Per-site Probability Densities

The estimation of TrpExp within the paralog ancestor sequence is cumulative across sites, so that as permitted by the substitution model, given a sufficiently long sequence, there will be a substantial expectation of at least one site containing Trp. However, it is clear that the probability density of Trp is non-uniform across sites within the reconstructed paralog ancestor, with the vast majority of sites (>96 %) having a very low probability of containing a Trp residue. Most probability density resides within a handful of sites that are consistent across both reconstruction models (Fig. 6). Under both models, over half of the total expectation of Trp within the paralog ancestor arises from only four sites. This suggests that the expected frequency of Trp within the paralog ancestor sequence does not arise from a lack of reconstruction information across most sites, or a consistent model bias excluding Trp from ancestral sites. Rather, as shown in Fig. 4, these few sites contain Trp within descendant lineages, which directly contribute to the probability of Trp at ancestral nodes.

Fig. 6
figure 6

Contribution of individual sites to paralog ancestor expectation of Trp. The majority of TrpExp within reconstructed TyrRS/TrpRS paralog ancestor sequences is within only a few sites, consistently recovered across both reconstruction models. In each model, the vast majority of sites (>96 % of sites) contribute less than 33 % of the total expectation value for Trp at the root. Sites contributing >5 % TrpExp are labeled. Additional sites contributing remaining TrpExp are also consistent across homogeneous and non-homogeneous models. In order of decreasing contribution per model: a = 166, 265, 633, 277, 282; b = 164, 166, 277, 265, 633, 282

Within both homogeneous and non-homogeneous models, much of the probability density for Trp within the TyrRS/TrpRS paralog ancestor was found within two sites, 190 and 269, together accounting for 38 and 35 % of the expectation of Trp within the inferred paralog ancestor sequence, respectively (Fig. 6). For both cases, this arises from the derived substitution of Trp along specific branches at the Domain level, rather than a distributed low probability of Trp across the tree. For site 269, the substitution occurs on the branch leading to the TyrRS bacterial ancestor. For site 190, this substitution occurs on two separate lineages within the tree, leading to the bacterial TrpRS ancestor and crenarchaeal/eukaryal TyrRS ancestor.

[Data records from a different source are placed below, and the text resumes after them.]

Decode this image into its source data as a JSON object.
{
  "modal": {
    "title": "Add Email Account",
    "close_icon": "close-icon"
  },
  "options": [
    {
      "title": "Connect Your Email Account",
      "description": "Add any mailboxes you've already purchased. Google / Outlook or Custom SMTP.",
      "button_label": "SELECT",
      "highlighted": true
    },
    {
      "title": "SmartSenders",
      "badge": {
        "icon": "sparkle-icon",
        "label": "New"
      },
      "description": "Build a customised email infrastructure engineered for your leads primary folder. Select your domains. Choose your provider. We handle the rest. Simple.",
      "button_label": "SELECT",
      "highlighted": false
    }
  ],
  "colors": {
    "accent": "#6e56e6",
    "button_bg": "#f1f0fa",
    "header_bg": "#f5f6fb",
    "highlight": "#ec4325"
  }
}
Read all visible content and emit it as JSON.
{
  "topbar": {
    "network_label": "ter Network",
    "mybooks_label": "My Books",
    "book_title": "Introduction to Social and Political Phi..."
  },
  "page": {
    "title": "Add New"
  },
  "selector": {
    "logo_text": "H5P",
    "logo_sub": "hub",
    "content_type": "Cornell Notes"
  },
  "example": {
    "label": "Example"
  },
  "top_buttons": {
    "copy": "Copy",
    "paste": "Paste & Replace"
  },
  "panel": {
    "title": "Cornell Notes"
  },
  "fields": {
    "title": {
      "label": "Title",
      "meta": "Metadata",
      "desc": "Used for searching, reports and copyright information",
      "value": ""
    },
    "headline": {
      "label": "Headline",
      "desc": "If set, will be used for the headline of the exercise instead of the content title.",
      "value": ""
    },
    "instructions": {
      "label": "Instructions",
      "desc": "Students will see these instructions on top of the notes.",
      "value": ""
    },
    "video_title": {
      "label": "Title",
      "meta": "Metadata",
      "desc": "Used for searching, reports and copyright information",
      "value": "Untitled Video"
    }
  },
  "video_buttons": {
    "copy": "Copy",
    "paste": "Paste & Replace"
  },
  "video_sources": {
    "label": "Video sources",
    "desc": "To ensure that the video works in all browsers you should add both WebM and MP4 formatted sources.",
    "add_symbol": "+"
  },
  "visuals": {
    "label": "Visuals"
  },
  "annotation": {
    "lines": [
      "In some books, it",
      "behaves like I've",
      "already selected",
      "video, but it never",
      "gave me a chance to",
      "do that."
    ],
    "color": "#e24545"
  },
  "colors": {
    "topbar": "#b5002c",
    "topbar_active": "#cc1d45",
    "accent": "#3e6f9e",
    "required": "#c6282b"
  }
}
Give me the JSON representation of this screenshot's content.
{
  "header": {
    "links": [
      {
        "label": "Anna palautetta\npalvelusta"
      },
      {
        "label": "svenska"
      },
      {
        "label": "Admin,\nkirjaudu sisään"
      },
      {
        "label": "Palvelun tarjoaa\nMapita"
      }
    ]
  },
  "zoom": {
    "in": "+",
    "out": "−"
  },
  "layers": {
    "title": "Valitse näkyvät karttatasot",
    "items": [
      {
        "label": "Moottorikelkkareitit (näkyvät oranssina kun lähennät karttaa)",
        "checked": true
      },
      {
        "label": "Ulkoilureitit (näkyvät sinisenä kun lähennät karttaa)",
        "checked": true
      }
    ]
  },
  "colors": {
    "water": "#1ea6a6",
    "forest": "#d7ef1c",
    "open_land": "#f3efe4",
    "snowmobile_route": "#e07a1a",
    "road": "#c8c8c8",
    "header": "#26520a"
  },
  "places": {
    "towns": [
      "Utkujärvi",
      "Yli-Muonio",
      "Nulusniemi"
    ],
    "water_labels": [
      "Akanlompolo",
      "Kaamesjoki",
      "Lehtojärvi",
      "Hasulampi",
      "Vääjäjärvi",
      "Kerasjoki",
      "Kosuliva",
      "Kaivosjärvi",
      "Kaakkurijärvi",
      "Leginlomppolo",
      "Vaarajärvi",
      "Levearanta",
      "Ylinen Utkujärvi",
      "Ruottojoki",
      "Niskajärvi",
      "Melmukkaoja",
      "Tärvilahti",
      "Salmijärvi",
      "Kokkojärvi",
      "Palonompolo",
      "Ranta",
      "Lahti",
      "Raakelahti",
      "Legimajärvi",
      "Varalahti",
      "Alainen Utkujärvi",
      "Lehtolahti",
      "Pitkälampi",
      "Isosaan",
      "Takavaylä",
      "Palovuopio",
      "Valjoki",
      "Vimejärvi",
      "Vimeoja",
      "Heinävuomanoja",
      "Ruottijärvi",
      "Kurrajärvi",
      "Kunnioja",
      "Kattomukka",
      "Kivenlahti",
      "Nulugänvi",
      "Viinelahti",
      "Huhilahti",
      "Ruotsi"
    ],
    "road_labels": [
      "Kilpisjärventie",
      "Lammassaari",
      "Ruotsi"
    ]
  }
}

Site 269 is the first site of the R1 partial HGT region. However, the proposed differing tree topology for this region does not affect the inference of Trp for this residue within the reconstruction, as neither the halobacterial nor eukaryal groups involved in the proposed HGT contain a Trp at this site.

The ancestral reconstruction for site 190 at both LUCA ancestors, as well as the paralog ancestor, is most likely a Leu residue, while the probability of Trp being present within the paralog ancestor at site 190 is relatively low in both homogeneous and non-homogeneous reconstructions (homogeneous: p Trp = 0.099, p Leu = 0.771; non-homogeneous: p Trp = 0.136, p Leu = 0.672). This suggests that incorporation of Trp was most likely convergent, and does not represent an ancestral Trp residue within the paralog ancestor. As this site is part of the dimerization interface for both TyrRS and TrpRS, these substitutions may have been independently advantageous consistent with changes in amino acid hydrophobicity and aromatic character being under selection within these protein regions.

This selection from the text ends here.